Al centro dell’indagine le cosche dei Maiolo, attive tra Acquaro, Gerocarne, Soriano e Dasà: le accuse, a vario titolo, vanno dall’associazione mafiosa al concorso esterno, triplice omicidio plurimo, detenzione di armi, droga, estorsioni, coltivazione di sostanze stupefacenti, narcotraffico, concorrenza illecita, turbata libertà degli incanti, sequestro di persona e rapina e altri reati aggravati dal metodo mafioso. Contestata anche la strage di Ariola, avvenuta il 25 ottobre 2003, in cui vennero uccisi Francesco Gallace, Giovanni Gallace e Stefano Barilaro. A capo della consorteria, secondo gli inquirenti, ci sarebbero i fratelli Angelo e Francesco Maiolo, che da marzo si trovano ristretti in regime di carcere duro.
In 10 sono stati rinviati a giudizio con rito ordinari0, in 15 ammessi al rito abbreviato.

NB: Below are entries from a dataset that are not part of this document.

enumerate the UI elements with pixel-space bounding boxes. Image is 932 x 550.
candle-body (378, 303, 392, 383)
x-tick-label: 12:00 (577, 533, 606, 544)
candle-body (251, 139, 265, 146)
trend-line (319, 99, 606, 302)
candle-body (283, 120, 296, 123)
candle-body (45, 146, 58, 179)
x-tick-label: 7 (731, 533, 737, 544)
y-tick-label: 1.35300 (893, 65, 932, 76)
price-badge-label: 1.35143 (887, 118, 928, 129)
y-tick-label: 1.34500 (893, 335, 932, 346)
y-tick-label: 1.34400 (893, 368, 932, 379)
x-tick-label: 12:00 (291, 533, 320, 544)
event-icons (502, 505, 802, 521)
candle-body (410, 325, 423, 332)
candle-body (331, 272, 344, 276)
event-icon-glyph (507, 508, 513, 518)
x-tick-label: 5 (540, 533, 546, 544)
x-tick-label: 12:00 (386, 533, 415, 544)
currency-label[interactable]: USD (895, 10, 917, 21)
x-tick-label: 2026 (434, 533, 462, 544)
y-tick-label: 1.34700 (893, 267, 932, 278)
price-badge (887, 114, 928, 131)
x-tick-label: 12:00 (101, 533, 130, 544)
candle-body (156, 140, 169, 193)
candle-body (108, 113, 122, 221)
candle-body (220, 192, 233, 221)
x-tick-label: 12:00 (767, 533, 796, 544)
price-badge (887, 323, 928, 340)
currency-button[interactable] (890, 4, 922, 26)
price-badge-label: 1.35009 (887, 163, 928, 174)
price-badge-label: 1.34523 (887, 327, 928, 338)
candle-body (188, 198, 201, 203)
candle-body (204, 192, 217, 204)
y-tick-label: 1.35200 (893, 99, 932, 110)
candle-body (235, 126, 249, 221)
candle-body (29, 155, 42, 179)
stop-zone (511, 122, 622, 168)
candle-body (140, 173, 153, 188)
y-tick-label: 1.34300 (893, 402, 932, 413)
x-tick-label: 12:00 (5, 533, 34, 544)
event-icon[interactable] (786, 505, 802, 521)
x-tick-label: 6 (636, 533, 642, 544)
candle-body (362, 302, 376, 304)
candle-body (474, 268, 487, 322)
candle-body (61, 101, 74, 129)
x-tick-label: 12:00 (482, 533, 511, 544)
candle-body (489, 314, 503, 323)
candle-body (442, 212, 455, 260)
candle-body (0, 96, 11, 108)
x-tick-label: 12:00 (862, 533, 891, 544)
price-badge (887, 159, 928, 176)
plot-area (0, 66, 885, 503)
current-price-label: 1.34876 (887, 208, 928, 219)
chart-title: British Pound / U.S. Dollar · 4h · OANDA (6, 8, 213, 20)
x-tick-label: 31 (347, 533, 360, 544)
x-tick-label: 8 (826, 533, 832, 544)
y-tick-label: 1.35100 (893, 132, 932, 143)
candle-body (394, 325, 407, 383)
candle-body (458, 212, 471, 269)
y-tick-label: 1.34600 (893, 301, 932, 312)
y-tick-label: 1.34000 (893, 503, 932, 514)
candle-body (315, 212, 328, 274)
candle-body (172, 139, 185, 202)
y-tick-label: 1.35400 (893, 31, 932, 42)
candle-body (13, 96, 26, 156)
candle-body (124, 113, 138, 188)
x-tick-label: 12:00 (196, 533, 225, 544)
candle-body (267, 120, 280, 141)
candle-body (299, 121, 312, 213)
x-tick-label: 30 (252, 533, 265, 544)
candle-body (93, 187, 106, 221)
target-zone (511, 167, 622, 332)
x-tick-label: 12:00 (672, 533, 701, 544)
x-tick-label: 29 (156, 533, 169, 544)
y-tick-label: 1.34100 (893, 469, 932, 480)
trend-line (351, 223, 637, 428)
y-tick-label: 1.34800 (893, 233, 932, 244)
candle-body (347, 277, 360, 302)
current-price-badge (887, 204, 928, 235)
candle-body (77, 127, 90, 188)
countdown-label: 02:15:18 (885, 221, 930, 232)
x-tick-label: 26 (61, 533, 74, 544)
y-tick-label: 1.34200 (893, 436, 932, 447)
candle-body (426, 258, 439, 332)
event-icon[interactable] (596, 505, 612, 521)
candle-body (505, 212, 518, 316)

Questi i soggetti rinviati a giudizio con rito ordinario, il processo inizierà il 10 luglio prossimo davanti alla Corte di Assise di Catanzaro per i fratelli Angelo e Francesco Mariolo, 41 anni il primo, 46 il secondo, e per il cugino 41enne Francesco Maiolo, accusati di omicidio. Per tutti gli altri, il dibattimento inizierà 16 luglio davanti ai giudici del Tribunale collegiale di Vibo:
- Angelo Maiolo, 41 anni, Acquaro (VV)
- Francesco Maiolo, 46 anni, Acquaro (VV);
- Francesco Maiolo, 41 anni, Brandizzo (TO);
- Giuseppe Chiera, 36 anni, Soriano Calabro (VV);
- Cosmo Damiano Inzitari, 47 anni, Acquaro (VV);
- Rinaldo Loielo, 29 anni, Rondissone (TO);
- Luca Marano, 45 anni, Chieti (CH);
- Filippo Monardo, 28 anni, Soriano Calabro (VV);
- Francesco Sorleto, 45 anni, Acquaro (VV);
- Pasquale Rottura, 30 anni, Acquaro (VV).
Per i quindici soggetti che hanno scelto il rito abbreviato (che comporta uno sconto di pena pari ad un terzo in caso di condanna) il processo inizierà il 29 settembre. Questi i soggetti rinviati a giudizio:
- Luciano Barone, 50 anni, Montesilvano (PE);
- Cosimo Bertucci, 50 anni, Orbassano (TO);
- Francesco Bertucci, 51 anni, Nichelino (TO);
- Cristian Domenico Capomolla, 36 anni, Acquaro (VV);
- Francesco Capomolla, 41 anni, Gerocarne (VV);
- Francesco Antonio Ciconte, 28 anni, Mazzè (TO);
- Domenico Fusca, 43 anni, Dasà (VV);
- Giorgio Galiano, 49 anni, Vibo Valentia (VV);
- Sandro Ganino, 40 anni, Acquaro (VV);
- Nicola Antonio Papaleo, 65 anni, Rosarno (RC);
- Rodolphe Pinto, 63 anni, San Salvo (CH);
- Vincenzo Pisano, 30 anni, Gerocarne (VV);
- Francesca Silipo, 39 anni, Acquaro (VV);
- Giuseppe Taverniti, 47 anni, Brandizzo (TO),
- Francesco Tarzia, 42 anni, Acquaro (VV).
Tra le parti civili il Ministero dell’Interno, il Commissario straordinario per le vittime di racket e usura e i Comuni di Acquaro, Arena, Dasà, Gerocarne, Sorianello e Vazzano.